I have recently implemented an OPNSense firewall and router for my home network. Looking at the built-in reporting available, I would like to see how I can get more comprehensive data and analysis of the traffic in/out, firewall actions, etc. Since my HW is limited, I suspect I'll set up the reporting on a separate machine, perhaps running the ELK stack or something similar. But, before I embark on this...
1. Are there more advanced reporting possibilities in OPNSense itself, perhaps with some added packages, even on modest hardware such as mine? I have seen mention on Routerperformance (https://www.routerperformance.net/opnsense-repo/) of Grafana, InfluxDB and other packages, but I am not sure if they would fit the bill.
2. If I go down the route of sending OPNSense data to an external reporting box, what would be a good way to start? I assume it should be possible to get some good data with what is already being generated on my OPNSense and without installing Zenarmor, right? Then should I go for pfELK (https://github.com/pfelk/pfelk), the integration from Elastic (https://docs.elastic.co/en/integrations/pfsense) or something else?
Have you considered Netdata? There's even a plug-in for it in OPNsense, have a look at their website: https://www.netdata.cloud/
You're being replied with performance counters suggestion every time, and that's not the solution. I also have the same goal and don't need yet another fancy SNMP charting.
Did you have any success with the analysis (PFELK)? There's still nothing to view the network activity properly, except the Plain View which noone has stomach to read. I just want to see the blocked historical packets, and there's no way. Even ZenArmor won't persist them as they push their own blocklists. Not even ntop. Not netflow. Not maltrail. Live View is very short term. I saw a very low motivation to improve the Plain View when reading the forum. So i wonder what to do next. I'm totally unaware about dangerous activity in and out and that's not cool.
So I would suggest you start by enabling Logging to an external device:
System -> Settings -> Logging / "Logging / targets" to get a read of the Firewall actions.
For Perfomance I use the Prometheus node_exporter Plugin.
And the netflow data is also "exportable" so... with this setup you should get everything you need, right?
Out of desperation i now watch the blocked connections in NTOPNG using this sync: https://t.ly/ugg2p
Alarms are persistent so it basically shows firewall rule hits on blocklists. For the rest of the data, like traffic charts, live views, ntop is already very good.
Why would I be interested in blocked connection attempts? If they are blocked, they are not of any concern.
I am much more interested in permitted connection attempts with malicious intent. For that I run a Caddy reverse proxy and CrowdSec.
There might be more capable tools but that's what I use.
that is fundamentally a similar approach, except broader blocklists actually block them while Crowdsec alerts become blocklists anyway and block it later after "unnecessary test".

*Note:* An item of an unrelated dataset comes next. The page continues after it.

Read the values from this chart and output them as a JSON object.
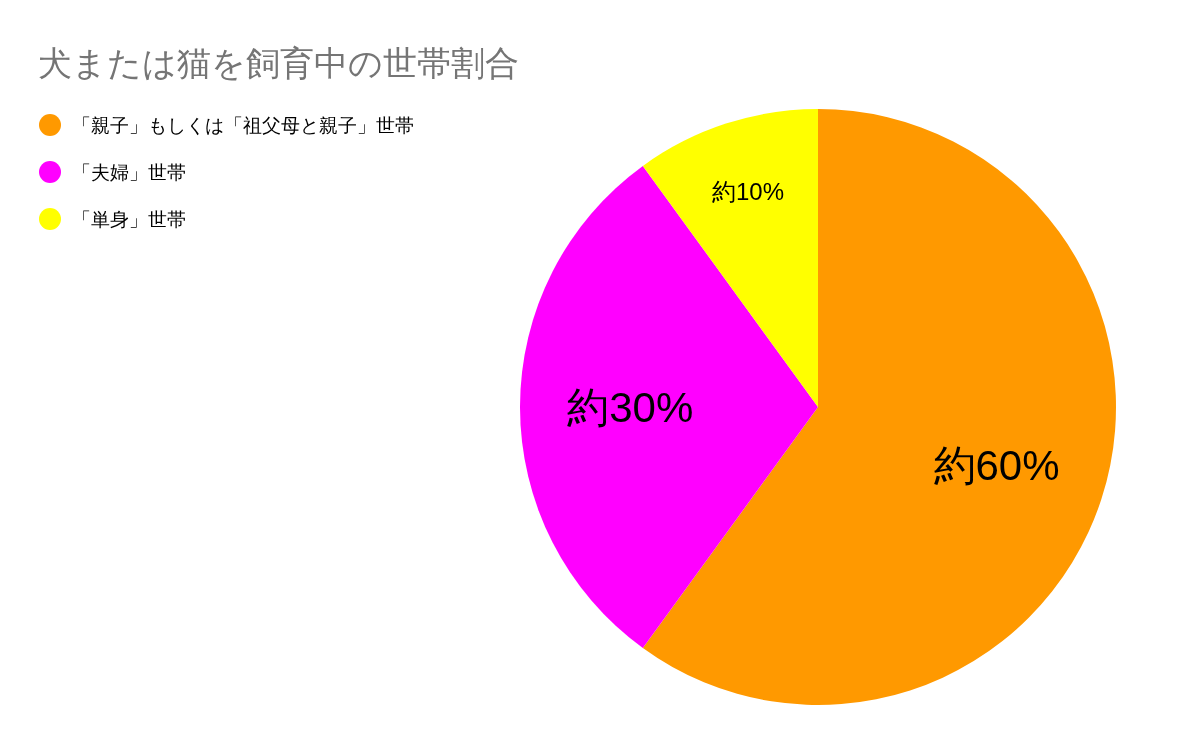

Knowing of block hits can raise awareness, help recognize the patterns, and improve the blocks even more. It's sad that despite admins store such filter, it's not promoted anywhere. It's like Unbound removed the "Blocked" and "Top blocked domains" UI parts because "well the client DNS filter or upstream DNS will pick it anyway, don't worry". Why.
Furthermore on a system that is almost isolated, with most traffic already bounced off by external DNS/CDN prefiltering, caching, or VPN forwarding, it'd be shocking to see anyone actually hit filter or nginx at all. Way too late for Crowdsec to pick it.
Hook up any system to the legacy (IPv4) Internet and it will instantly be port scanned 24x7. So why care?
We populate our IPv6 address space sparsely. So every customer container gets a random address inside a common /64. That means all the customer containers (FreeBSD jails, actually) share one /64 or the entire legacy (IPv4) Internet squared.
No way to port scan that.
scanning is irrelevant and not happening on such environment (neither IP4 ISP NAT home users). So every blocked connection is significant. There's no reason to "hide" it. In your case, that's so similar in fact, i'd love the same overwatch.
Quote from: Patrick M. Hausen on February 20, 2024, 11:35:03 PM
Hook up any system to the legacy (IPv4) Internet and it will instantly be port scanned 24x7. So why care?
We populate our IPv6 address space sparsely. So every customer container gets a random address inside a common /64. That means all the customer containers (FreeBSD jails, actually) share one /64 or the entire legacy (IPv4) Internet squared.
No way to port scan that.
Nice way of conceptualizing that. Hadn't ever occurred to me but it's obvious when you point it out that way. An address space
too large to port scan effectively, assuming sparse & reasonably random assignment within it.